New benchmarks surfaced up! *************/wipintel-skylake-core-i7-6700k-core-i7-4790k-devils-canyon-performance-benchmarks-leaked-tested-ecs-z170-claymore-motherboard/ Seems it's really close to the 5820k and I'm really considering on upgrading to 2011 instead of 1151 PS: link is to wccftech
http://hexus.net/tech/news/cpu/84626-intel-core-i7-6700k-skylake-flagship-cpu-benchmarks-surface/ If that's the same, so far 6700K 4.2Ghz = ~ 4.5Ghz Haswell chip.
Yeah it looks around the same as Broadwell @ 3.7Ghz, ~300-600mhz (depends on scenario).. Could be DDR4 limitation too.

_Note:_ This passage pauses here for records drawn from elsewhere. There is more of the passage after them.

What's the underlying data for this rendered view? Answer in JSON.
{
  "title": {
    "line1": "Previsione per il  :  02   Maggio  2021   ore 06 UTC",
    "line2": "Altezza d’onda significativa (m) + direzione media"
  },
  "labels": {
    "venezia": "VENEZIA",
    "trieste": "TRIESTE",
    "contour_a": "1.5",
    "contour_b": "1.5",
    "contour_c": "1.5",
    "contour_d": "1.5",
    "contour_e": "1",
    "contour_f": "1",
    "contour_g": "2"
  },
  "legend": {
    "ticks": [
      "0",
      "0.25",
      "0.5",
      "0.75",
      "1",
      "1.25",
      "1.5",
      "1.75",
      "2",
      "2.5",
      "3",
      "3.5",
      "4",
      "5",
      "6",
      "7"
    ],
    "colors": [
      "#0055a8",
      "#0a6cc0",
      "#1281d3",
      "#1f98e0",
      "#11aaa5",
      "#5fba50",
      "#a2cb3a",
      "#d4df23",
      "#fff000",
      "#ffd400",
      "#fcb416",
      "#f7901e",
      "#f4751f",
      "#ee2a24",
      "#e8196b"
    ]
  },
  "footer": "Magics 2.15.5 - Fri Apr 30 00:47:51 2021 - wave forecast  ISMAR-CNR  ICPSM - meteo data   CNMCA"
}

It's a damn shame really, Intel push out two CPU's type's codename Broadwell & Skylate in 2015 & show nothing change at all. Sandy Bridge was something else & Haswell as well for laptop's but after that Intel are refresh there CPU's & calling it by a new code name by the looks at things.
"But after that" What's after that? Just Broadwell?.. which wasn't ever designed to be a desktop CPU in the first place. It's clearly a screwed up launch on a screwed up node and yet in most games it keeps pace with a 4790K (http://www.anandtech.com/show/9320/intel-broadwell-review-i7-5775c-i5-5675c/9) with 25% less power -- I wouldn't say that's "nothing change at all". Skylake isn't even out yet and I take all these leaked benchmarks with a giant grain of salt, especially after Fury X bull****, which supposedly was beating a Titan X, 8 months ago.